Just to be sure I ran kldstat before and after 'sudo mount...' - no differences.


----------



## Beastie (Nov 29, 2015)

I'm reviving this old thread because I have the same problem. In my case it started with a directory with non-foreign "invalid characters". The directory is displayed normally on Windows but is not even visible on FreeBSD. Only ls() sees it but throws errors.

I've tried every solution I've found on the Internet to no avail, including using misc/mc, converters/convmv, sysutils/rename, etc. But this is another topic.

Finally I was able to make iconv work, but in a weird way.
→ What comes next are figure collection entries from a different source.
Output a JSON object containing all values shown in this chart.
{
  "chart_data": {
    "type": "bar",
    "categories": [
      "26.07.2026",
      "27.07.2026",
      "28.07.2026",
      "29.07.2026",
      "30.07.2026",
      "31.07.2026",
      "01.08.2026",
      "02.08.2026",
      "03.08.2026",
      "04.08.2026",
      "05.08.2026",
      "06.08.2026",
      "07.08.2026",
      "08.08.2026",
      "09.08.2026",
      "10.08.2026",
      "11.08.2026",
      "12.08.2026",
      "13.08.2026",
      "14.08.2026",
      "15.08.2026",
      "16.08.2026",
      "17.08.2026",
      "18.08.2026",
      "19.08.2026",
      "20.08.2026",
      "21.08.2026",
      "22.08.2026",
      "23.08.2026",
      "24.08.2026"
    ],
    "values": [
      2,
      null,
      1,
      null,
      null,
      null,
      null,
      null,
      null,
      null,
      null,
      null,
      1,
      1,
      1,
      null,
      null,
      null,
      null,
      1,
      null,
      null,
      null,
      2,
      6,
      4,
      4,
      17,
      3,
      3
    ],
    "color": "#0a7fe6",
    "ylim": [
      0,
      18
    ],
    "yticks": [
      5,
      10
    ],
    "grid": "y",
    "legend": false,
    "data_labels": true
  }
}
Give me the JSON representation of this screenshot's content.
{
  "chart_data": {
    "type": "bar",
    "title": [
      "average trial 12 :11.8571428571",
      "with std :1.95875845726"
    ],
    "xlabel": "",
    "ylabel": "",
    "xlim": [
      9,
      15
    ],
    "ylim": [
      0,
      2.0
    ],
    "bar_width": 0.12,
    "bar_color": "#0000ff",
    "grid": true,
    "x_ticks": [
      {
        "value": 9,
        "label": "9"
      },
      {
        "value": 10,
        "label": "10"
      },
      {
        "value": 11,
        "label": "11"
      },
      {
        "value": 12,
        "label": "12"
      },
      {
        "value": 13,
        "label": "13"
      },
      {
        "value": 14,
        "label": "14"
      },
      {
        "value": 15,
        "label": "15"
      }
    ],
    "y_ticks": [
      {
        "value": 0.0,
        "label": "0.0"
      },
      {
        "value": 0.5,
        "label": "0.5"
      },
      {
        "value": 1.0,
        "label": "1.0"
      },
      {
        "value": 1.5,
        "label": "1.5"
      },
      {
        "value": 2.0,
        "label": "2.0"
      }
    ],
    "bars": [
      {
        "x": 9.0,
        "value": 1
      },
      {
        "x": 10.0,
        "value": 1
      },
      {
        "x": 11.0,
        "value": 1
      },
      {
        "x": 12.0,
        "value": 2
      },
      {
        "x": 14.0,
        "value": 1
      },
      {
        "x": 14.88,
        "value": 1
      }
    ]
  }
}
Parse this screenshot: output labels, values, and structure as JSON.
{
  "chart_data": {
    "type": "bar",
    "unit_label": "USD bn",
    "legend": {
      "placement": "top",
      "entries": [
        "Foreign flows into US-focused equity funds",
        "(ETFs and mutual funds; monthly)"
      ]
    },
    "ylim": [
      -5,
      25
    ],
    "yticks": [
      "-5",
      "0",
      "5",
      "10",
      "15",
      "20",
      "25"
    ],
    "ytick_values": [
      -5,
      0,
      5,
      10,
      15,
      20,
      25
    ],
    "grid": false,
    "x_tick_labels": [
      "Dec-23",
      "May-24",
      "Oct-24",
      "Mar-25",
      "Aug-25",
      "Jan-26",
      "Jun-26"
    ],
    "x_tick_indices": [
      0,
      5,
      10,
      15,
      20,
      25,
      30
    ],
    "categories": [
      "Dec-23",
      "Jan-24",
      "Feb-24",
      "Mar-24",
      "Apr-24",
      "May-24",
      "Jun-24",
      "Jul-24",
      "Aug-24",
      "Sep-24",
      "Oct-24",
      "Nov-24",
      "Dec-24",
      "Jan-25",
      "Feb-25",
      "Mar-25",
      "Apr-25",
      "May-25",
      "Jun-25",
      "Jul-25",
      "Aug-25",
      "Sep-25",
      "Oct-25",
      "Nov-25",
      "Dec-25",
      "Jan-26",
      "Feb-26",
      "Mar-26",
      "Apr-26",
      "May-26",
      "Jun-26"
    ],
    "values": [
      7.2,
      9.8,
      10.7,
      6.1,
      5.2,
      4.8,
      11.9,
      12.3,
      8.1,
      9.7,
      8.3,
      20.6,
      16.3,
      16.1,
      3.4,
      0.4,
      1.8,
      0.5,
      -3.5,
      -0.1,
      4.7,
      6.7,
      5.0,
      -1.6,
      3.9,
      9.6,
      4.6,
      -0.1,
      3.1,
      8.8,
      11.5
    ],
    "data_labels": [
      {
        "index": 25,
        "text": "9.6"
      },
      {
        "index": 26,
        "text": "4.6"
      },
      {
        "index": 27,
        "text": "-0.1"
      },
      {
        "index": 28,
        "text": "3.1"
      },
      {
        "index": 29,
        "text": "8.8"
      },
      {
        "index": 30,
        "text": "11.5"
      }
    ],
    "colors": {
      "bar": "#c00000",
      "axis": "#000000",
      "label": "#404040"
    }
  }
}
First you have to mount as root: `mount_msdosfs -L en_US.UTF-8 -D UTF-8 /dev/<device> /mountpoint`

You can unmount the device now: `umount /mountpoint`

Then you run the first command again but as a normal user and it works fine this time: `mount_msdosfs -L en_US.UTF-8 -D UTF-8 /dev/<device> /mountpoint`

What's even weirder is that at any time, if you unload msdosfs_iconv.ko and load it again, nothing works anymore. Only running the `mount_msdosfs` command as root first makes it work properly.


----------



## Juha Nurmela (Nov 29, 2015)

The error message is... _funny_. It's not directly about the kld, but instead something went wrong when `mount_msdosfs` tried to configure the charset translations. Maybe some language-file in the depths of /usr/share has root-only permissions.

Juha

who would gladly give up å, ä and ö.


----------